Further, the company expects strong earnings growth and operating cash flow in FY 2021. While EPS is likely to increase by more than 30% YOY, operating cash flow is expected to be in the range of $10-$11 billion. Thus, from both an earnings and cash flow perspective, Pfizer looks well positioned to grow its dividend.
Further, the recent spin-off of the Upjohn business may lead to a decrease in topline, but the bottom line is unlikely to be impacted significantly given that Upjohn comprised only 14% of total earnings.
Overall, Pfizer’s core business is experiencing solid growth which provides ample room for dividend increases into the foreseeable future.
Valuation:
Pfizer is relatively inexpensive on of price-to earnings basis. Specifically, the company currently trades at 11.5x FY 2022E EPS, and this is towards the lower end of the 5-year historical range, wherein the stock has typically traded above 15x. The current multiple offers room for price appreciation, especially if Pfizer is able to successfully execute on its growth strategy (i.e. its healthy core business plus its COIVID-19 vaccine opportunities).
For a little more perspective, here is a look at the average rating and price target of the 19 Wall Street analysts following the stock and reporting to Factset.
All of the analysts rate the shares a “buy” or a “hold” (no “sell” recommendations), and the average price target implies the shares are nearly 14% undervalued.
Risks:
R&D investment: The pharmaceutical business requires high investments in research & development to continue to replenish product lines which lose their market exclusivity. And there is no guarantee that investments in R&D will ever lead to successful new product launches.
Generic competition: Competition from manufacturers of generic drugs is a major challenge for PFE’s branded products around the world. Generic competition could lead to the loss of a major portion of a products revenues in a very short period of time. A number of PFE’s products have experienced significant generic competition over the last few years.

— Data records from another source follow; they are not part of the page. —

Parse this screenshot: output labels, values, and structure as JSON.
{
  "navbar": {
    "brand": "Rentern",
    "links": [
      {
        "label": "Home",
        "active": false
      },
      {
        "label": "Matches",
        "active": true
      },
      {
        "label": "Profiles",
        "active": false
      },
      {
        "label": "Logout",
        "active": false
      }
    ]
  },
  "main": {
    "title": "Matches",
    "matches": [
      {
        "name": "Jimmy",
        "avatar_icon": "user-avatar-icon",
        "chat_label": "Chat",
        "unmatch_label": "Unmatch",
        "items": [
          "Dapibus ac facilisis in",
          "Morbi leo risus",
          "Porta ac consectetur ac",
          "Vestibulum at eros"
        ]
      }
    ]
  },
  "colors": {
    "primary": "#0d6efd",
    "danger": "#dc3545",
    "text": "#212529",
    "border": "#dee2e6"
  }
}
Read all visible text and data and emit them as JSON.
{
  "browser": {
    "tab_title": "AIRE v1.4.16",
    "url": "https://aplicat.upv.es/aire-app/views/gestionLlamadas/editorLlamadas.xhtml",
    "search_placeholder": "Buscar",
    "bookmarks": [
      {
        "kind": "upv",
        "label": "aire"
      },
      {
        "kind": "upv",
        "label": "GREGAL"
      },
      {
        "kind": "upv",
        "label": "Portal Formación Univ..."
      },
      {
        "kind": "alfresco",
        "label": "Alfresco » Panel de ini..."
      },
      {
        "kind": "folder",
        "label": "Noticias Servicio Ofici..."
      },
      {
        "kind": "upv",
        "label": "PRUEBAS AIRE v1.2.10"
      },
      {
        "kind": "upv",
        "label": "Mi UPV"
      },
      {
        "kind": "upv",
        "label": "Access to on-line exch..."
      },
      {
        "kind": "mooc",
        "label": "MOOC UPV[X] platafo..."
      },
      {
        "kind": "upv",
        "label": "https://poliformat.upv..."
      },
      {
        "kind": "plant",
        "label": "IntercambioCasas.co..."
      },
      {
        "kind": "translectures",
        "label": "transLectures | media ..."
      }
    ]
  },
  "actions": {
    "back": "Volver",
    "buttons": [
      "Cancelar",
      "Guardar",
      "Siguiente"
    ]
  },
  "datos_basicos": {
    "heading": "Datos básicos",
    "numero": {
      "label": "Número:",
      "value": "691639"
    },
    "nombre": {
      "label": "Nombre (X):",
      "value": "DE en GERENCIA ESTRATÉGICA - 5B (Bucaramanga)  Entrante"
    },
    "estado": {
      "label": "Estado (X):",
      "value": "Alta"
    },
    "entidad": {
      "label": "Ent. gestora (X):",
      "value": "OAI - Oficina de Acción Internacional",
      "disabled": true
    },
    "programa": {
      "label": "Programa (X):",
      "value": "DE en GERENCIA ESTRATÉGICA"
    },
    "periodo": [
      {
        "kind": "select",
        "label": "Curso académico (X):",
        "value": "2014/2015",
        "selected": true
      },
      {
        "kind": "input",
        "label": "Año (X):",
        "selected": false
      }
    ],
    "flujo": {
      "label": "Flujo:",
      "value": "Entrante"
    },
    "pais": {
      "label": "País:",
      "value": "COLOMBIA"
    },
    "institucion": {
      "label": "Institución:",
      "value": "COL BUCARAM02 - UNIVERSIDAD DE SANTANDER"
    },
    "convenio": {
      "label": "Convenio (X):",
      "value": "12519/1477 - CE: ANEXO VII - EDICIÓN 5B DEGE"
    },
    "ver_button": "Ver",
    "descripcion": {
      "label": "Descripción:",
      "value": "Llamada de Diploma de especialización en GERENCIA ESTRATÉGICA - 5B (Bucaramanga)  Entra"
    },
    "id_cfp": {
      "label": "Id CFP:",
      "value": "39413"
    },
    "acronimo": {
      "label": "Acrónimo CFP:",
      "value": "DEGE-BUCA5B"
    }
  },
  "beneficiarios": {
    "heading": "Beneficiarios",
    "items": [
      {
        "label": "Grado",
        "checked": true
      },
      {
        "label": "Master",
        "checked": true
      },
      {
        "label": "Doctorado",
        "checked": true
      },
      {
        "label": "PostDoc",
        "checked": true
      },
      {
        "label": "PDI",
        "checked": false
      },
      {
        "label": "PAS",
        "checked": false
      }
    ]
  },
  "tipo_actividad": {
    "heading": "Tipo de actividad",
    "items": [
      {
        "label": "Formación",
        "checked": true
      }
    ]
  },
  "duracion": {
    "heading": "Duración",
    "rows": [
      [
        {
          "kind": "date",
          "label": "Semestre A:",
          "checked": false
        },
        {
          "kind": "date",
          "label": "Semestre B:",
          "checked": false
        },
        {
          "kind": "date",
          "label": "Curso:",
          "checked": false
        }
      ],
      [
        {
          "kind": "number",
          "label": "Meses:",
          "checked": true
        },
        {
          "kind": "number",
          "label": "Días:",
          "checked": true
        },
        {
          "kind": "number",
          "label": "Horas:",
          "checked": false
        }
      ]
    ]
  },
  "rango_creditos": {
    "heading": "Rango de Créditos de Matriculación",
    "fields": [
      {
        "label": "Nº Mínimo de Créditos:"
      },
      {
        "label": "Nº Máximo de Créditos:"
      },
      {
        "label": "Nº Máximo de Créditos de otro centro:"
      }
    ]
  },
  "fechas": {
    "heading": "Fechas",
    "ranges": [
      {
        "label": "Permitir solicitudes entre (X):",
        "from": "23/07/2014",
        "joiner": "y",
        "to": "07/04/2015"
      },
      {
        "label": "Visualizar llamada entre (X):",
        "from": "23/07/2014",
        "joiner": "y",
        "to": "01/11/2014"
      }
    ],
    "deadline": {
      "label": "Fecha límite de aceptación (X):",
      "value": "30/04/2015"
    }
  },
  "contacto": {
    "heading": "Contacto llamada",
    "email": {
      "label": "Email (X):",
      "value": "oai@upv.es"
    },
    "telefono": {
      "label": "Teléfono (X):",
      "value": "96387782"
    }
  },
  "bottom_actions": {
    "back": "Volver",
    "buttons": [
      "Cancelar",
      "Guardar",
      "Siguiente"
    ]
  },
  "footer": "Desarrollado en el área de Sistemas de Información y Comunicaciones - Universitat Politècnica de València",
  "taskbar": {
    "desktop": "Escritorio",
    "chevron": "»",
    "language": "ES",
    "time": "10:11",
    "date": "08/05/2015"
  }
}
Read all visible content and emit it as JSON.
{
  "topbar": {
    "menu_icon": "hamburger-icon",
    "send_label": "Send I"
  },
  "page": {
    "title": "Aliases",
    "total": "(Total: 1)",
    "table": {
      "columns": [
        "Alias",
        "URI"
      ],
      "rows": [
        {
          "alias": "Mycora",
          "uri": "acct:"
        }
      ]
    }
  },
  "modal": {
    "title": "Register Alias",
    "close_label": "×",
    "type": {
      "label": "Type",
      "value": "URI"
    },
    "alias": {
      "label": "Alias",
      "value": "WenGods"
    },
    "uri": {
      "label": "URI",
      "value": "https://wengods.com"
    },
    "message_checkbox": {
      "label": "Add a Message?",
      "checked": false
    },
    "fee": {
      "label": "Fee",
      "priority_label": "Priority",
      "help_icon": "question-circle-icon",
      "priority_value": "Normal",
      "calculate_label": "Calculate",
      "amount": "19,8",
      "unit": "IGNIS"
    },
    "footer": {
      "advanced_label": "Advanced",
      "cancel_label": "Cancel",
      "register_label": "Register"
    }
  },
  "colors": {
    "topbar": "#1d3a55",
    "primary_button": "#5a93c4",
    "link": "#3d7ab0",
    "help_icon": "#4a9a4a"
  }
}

Dependence on key products: PFE recorded revenues of more than $1 billion for each of eight biopharmaceutical products in 2019: Prevnar 13/Prevenar 13, Ibrance, Eliquis, Lyrica, Xeljanz, Lipitor, Enbrel and Chantix/Champix. And those products accounted for 49% of total revenues in 2019. If any of these products were subject to problems (such as loss of patent protection, changes in prescription growth rates, material product liability litigation or unexpected side effects), the adverse impact on revenues could be significant.
Conclusion:
If you are looking for a healthy growing big dividend, Pfizer’s 4.2% dividend yield is worth considering (because it’s large, healthy and growing). Further, the shares offer the potential for price appreciation (considering the healthy core business, the new covid vaccine and the current relatively low valuation). We do not currently own shares of Pfizer, but it is high on our watch list for our income-focused investment portfolio.